Looking back over my life, I had little opportunities to engage with Black people in school and college as I grew up in Southern California suburbs. However, when I began working in big city workplaces, I developed several close friendships with Black people.
I remember when my office pal Doris invited me to her house party, I was one of only a few white people in a group of 40 or 50. This was the first time I’d ever experienced being “the minority.” It was an eye-opening experience, even though it was only for an hour or two. I remember thinking, this is what it must feel like to be Black in a “white world.”
Recipe for disaster
Initially, I was quite uncomfortable with this reversal of my normal. Now, I’m thinking that this “uncomfortableness” is probably a big part of why White Americans are struggling as the country becomes more diverse — something the cretin-in-chief has divisively played upon for way too long. It’s hard to give up power and privilege, but America returning to the “good ole days” is a recipe for disaster.
So even though I was very sympathetic to the cause, I’ve had to reflect on my thoughts and actions prior to my “awakening.” What I thought about two high-profile tragedies reveals a lot about how I’ve evolved in less than a decade.
Fruitvale and Ferguson
I have to admit my reactions to Oscar Grant’s death on San Francisco’s Bay Area Rapid Transportation (BART) Fruitvale station platform on New Year’s Eve 2009 and to Michael Brown being gunned down on a Ferguson, Missouri street a few years later were not very compassionate or deeply considered.
First, the Grant homicide — I was living in Fremont (East San Francisco Bay) at the time. My recollection of the event was that Grant got into some kind of altercation on the train that led to the police being called and eventually the 22-year-old was detained face down on the platform in one of the train stops in Oakland.
Apparently, Grant wasn’t cooperating with the police officer Johannes Mehserle, who had him pinned down. The officer stood up and pulled out his gun. He then shot Grant in the back from point-blank range with a whole train of people watching and many video-recording the incident.
I bought officer ’s claim that he meant to draw his Taser and not his gun, simply based on his first words were said to be, “Oh, shit. I shot him.” He was found guilty of involuntary manslaughter in July 2010. He lost his job and served time. I thought that was a fair result.
I was not supportive of making Oscar Grant into some kind of hero. I felt the film “Fruitvale” portrayed him in a very sympathetic and unnecessary way. In my mind, he was a petty criminal and his immature actions that night led to what happened, though he certainly did not deserve to die for them.
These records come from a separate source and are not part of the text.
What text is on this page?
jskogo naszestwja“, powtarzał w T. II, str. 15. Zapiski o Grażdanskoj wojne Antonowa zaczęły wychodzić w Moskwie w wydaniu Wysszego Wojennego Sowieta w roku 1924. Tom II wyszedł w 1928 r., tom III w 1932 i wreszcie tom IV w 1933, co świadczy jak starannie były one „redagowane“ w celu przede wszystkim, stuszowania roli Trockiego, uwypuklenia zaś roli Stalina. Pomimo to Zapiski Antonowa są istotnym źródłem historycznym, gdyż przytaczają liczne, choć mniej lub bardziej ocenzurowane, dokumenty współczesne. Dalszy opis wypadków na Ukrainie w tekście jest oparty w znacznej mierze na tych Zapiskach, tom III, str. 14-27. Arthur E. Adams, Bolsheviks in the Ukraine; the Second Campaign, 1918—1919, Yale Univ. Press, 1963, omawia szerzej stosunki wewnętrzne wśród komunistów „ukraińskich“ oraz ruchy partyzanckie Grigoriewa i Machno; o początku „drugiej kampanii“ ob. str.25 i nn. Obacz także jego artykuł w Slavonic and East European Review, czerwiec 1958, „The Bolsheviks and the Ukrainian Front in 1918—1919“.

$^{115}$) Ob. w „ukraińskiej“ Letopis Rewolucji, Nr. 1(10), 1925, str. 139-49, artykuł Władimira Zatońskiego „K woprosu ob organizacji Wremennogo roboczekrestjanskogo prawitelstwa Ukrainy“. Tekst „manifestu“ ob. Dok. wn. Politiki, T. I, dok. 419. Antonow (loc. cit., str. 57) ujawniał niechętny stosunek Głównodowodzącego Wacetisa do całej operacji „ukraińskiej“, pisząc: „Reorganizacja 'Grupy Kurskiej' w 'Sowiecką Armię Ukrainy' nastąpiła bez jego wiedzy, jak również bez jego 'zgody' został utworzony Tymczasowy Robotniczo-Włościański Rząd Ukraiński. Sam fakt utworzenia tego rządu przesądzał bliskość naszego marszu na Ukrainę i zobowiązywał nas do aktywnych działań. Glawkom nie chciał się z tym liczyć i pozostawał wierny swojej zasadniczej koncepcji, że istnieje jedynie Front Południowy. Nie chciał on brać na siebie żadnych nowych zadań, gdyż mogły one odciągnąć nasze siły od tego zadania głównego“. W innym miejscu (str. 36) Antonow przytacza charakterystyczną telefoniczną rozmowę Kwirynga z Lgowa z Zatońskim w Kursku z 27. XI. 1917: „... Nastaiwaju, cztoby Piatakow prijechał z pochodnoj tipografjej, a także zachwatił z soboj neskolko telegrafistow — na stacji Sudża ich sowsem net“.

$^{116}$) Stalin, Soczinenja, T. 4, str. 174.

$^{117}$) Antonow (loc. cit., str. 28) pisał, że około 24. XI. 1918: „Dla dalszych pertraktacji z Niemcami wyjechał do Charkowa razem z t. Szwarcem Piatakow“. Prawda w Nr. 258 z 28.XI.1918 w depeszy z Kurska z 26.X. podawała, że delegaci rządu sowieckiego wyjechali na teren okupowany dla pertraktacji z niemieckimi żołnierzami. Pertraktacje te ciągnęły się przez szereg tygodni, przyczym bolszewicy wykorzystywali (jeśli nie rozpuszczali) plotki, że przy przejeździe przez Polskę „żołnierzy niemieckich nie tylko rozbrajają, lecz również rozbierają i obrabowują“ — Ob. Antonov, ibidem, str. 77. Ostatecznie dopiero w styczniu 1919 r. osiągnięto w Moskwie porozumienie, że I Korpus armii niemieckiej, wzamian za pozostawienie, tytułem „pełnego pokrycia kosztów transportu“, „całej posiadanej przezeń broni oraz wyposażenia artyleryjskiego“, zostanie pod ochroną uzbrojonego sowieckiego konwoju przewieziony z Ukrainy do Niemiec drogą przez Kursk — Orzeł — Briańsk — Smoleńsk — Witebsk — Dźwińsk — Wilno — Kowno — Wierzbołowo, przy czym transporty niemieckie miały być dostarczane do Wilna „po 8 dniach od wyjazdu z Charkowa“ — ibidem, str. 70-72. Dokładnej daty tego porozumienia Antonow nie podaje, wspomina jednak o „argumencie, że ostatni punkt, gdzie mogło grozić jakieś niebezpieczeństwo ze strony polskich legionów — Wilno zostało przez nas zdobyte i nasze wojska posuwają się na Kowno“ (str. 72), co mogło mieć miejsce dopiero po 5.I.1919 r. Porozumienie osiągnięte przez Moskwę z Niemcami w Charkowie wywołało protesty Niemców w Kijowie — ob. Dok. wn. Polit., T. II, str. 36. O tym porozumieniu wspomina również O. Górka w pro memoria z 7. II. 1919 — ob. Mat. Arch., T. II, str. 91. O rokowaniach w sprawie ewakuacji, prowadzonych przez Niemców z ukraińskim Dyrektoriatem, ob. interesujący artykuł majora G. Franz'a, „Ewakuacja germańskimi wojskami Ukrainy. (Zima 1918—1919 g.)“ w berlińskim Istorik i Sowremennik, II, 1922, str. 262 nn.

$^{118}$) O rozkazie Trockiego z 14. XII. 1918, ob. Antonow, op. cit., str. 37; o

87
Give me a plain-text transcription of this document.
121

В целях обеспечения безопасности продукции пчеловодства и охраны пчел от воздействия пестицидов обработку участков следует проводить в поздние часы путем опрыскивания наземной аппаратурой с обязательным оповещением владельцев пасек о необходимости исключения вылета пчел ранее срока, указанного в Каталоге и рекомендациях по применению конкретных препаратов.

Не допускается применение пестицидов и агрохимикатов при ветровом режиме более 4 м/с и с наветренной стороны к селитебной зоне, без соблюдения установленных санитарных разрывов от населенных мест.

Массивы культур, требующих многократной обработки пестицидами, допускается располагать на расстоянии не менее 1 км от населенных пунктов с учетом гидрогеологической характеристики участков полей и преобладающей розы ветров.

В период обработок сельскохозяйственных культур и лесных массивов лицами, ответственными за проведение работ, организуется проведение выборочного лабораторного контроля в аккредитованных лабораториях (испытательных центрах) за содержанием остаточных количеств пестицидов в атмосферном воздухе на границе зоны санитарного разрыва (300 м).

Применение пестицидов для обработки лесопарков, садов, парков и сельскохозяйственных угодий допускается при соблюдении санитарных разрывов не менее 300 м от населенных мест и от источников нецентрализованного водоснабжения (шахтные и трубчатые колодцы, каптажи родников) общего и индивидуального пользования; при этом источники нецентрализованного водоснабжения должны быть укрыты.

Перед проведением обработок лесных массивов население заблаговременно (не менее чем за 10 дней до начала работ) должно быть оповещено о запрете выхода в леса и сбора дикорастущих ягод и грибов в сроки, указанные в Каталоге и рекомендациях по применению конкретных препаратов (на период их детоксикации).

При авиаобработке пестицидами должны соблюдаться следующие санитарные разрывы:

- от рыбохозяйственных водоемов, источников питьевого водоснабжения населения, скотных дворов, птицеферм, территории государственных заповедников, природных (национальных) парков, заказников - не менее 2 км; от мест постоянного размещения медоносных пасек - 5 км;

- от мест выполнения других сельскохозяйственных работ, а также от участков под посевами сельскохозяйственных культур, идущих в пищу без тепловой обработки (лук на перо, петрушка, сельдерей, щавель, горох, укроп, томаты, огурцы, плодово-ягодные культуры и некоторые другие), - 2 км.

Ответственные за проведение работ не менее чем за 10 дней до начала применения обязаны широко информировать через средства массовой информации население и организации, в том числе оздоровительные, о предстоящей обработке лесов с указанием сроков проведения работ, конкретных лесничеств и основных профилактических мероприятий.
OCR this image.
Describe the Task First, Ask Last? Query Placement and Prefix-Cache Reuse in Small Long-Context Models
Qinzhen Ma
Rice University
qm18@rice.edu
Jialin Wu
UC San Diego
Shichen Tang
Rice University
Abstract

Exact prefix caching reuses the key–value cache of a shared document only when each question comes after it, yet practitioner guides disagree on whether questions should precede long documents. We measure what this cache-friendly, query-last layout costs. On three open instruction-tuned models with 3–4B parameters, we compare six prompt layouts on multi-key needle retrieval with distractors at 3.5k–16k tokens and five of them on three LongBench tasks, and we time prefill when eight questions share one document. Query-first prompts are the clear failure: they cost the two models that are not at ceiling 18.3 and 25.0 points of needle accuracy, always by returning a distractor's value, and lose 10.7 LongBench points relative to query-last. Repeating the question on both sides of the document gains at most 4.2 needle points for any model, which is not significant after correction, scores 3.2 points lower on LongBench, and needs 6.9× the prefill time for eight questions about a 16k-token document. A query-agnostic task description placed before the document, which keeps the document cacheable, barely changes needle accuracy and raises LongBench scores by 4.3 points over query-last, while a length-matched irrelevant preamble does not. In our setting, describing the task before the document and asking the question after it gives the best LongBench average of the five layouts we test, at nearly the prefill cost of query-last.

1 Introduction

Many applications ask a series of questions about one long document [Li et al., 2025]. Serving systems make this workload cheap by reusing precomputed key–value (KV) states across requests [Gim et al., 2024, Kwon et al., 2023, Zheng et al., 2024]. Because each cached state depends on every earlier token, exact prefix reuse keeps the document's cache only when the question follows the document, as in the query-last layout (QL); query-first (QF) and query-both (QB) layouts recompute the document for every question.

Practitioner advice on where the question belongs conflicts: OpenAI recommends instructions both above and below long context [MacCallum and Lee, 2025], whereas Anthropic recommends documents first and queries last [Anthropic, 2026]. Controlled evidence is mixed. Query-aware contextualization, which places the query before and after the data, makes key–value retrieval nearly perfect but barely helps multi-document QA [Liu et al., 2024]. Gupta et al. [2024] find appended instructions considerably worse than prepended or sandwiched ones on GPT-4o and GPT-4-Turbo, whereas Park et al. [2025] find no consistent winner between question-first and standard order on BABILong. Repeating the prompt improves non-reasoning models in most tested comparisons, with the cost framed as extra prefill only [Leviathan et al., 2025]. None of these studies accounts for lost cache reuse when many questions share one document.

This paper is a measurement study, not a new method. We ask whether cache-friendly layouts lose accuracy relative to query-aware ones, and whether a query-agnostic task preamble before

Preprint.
My perspective was clouded because of my daughter’s proximity to the manslaughter
My perspective was certainly clouded by the knowledge that my ex-wife had allowed our 17-year-old daughter — without consulting me — to go into San Francisco with three high school friends unescorted by adults that New Year’s Eve. I was pissed to learn that my daughter was on a BART train that night, maybe only a half-hour before the incident. I told my ex I would have never forgiven her if something had happened to our daughter that night.
The idea that my daughter could’ve been hurt or even just witnessed this traumatic and tragic incident at such a young age surely colored my view of the Oscar Grant incident. (Obviously, I didn’t see “the big picture” of this being another case where a young Black man died at the hands of a reckless or sadistic white cop.)
A few years later, when Michael Brown was shot and killed on a Ferguson, Missouri street, I had a similar view despite having no “personal” connection to the incident. When I saw the convenience store video of big Mike Brown roughing up the small immigrant store owner before he was killed on the street, I thought “classic bully spoiling for a fight.”
Of course, young Mr. Brown did not deserve to end up shot 6 to 8 times and left in the middle of the street like roadkill. But again, I had a hard time with making him out to be a “hero.”
I said as much on my cousin Rodney’s Facebook feed and forced him to play peace-maker when his Black friends challenged my viewpoint with angry responses. I can see clearly, I was buying into the Angry Black Man narrative and not helping people with my privileged views. It’s embarrassing to admit, but I need to acknowledge my myopia was based on racism.
How I learned racism is buried deep in me
Now, that I am more woke than I was, I still have to admit I have much more to learn and experience. And I was reminded of that just a week or two ago when I was walking in my safe urban neighborhood. I saw an attractive, athletic Black woman walking on the other side of the street with a pure white dog and my first thought was: “That’s wrong. She shouldn’t have a white dog.”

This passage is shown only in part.